Vous n'avez pas profité de la troisième question de notre rapporteur sur la CSPE pour défendre un peu la cogénération. N'était-ce pas quelque chose que demandaient certains de vos adhérents ? Il me semblait que c'était le cas. Mais vous êtes libre de répondre comme vous l'entendez. Cela étant, j'ai été surpris que vous n'en profitiez pas pour faire passer un petit message. Prenez cela en note et, si jamais vous avez des éléments d'information à nous donner, faites-le.

M. Laurent Chabannes. - Bien sûr !

M. Ladislas Poniatowski, président. - On sait très bien que, avec la cogénération, les aides diminuent, voire sont supprimées.

M. Laurent Chabannes. - Oui !

M. Ladislas Poniatowski, président. - Mais là aussi, ce qui est intéressant c'est de pouvoir comparer ce qui est fait en France par rapport à vos concurrents directs, pour vous gros consommateurs d'électricité. C'est un élément qui m'intéresse. Si vous avez des éléments d'information, ceux-ci pourraient être utiles à notre rapporteur.

M. Laurent Chabannes. - On en a. On a eu peut-être un prisme nucléaire ce matin, parce que ce sont les sujets actuels.

M. Ladislas Poniatowski, président. - Cette question ne demande pas de réponse aujourd'hui, mais nous serions ravis d'avoir des éclairages à partir de l'expérience de vos adhérents.

M. Laurent Chabannes. - À l'occasion de nos réflexions sur le marché de capacités, nous avons évidemment évoqué cette question.

M. Ladislas Poniatowski, président. - Bien sûr !

M. Laurent Chabannes. - Sur ce sujet également, nous pourrons vous faire parvenir de la documentation.

M. Ladislas Poniatowski, président. - Monsieur Chabannes, je vous remercie beaucoup de nous avoir éclairés.

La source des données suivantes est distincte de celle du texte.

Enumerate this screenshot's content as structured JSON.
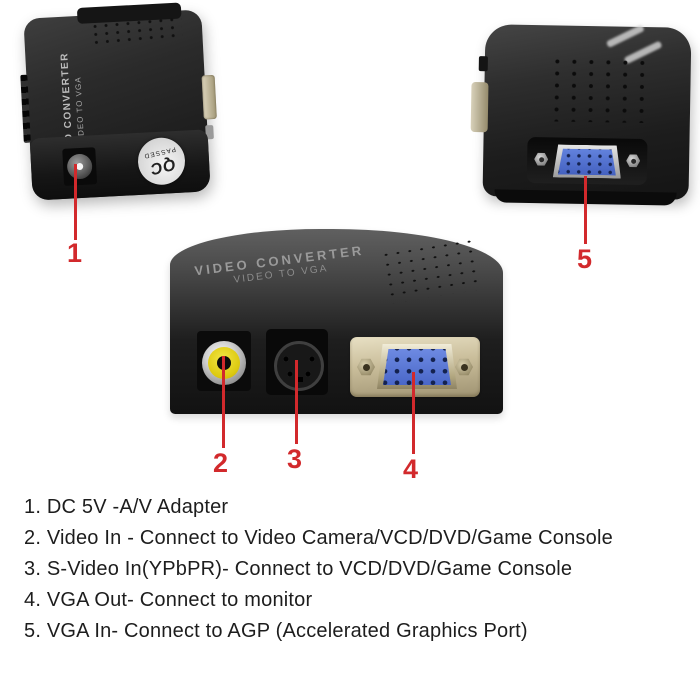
{
  "product": {
    "device_label_line1": "VIDEO CONVERTER",
    "device_label_line2": "VIDEO TO VGA",
    "qc_sticker_line1": "QC",
    "qc_sticker_line2": "PASSED"
  },
  "callouts": {
    "n1": "1",
    "n2": "2",
    "n3": "3",
    "n4": "4",
    "n5": "5"
  },
  "legend": {
    "items": [
      {
        "label": "1. DC 5V -A/V Adapter"
      },
      {
        "label": "2. Video In - Connect to Video Camera/VCD/DVD/Game Console"
      },
      {
        "label": "3. S-Video In(YPbPR)- Connect to VCD/DVD/Game Console"
      },
      {
        "label": "4. VGA Out- Connect to monitor"
      },
      {
        "label": "5. VGA In- Connect to AGP (Accelerated Graphics Port)"
      }
    ]
  },
  "colors": {
    "annotation_red": "#d2292c",
    "vga_blue": "#4c6cd2",
    "rca_yellow": "#ddca10",
    "text": "#1d1d1d"
  }
}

Ne soyez pas surpris si notre rapporteur vous pose éventuellement par écrit une ou deux questions. Je vous saurais gré de bien vouloir y répondre pour l'aider à compléter le rapport auquel il travaille.

M. Laurent Chabannes. - Bien sûr !

M. Jean Desessard, rapporteur. - Si vous voulez faire preuve d'une certaine souplesse dans vos réponses... (Sourires.)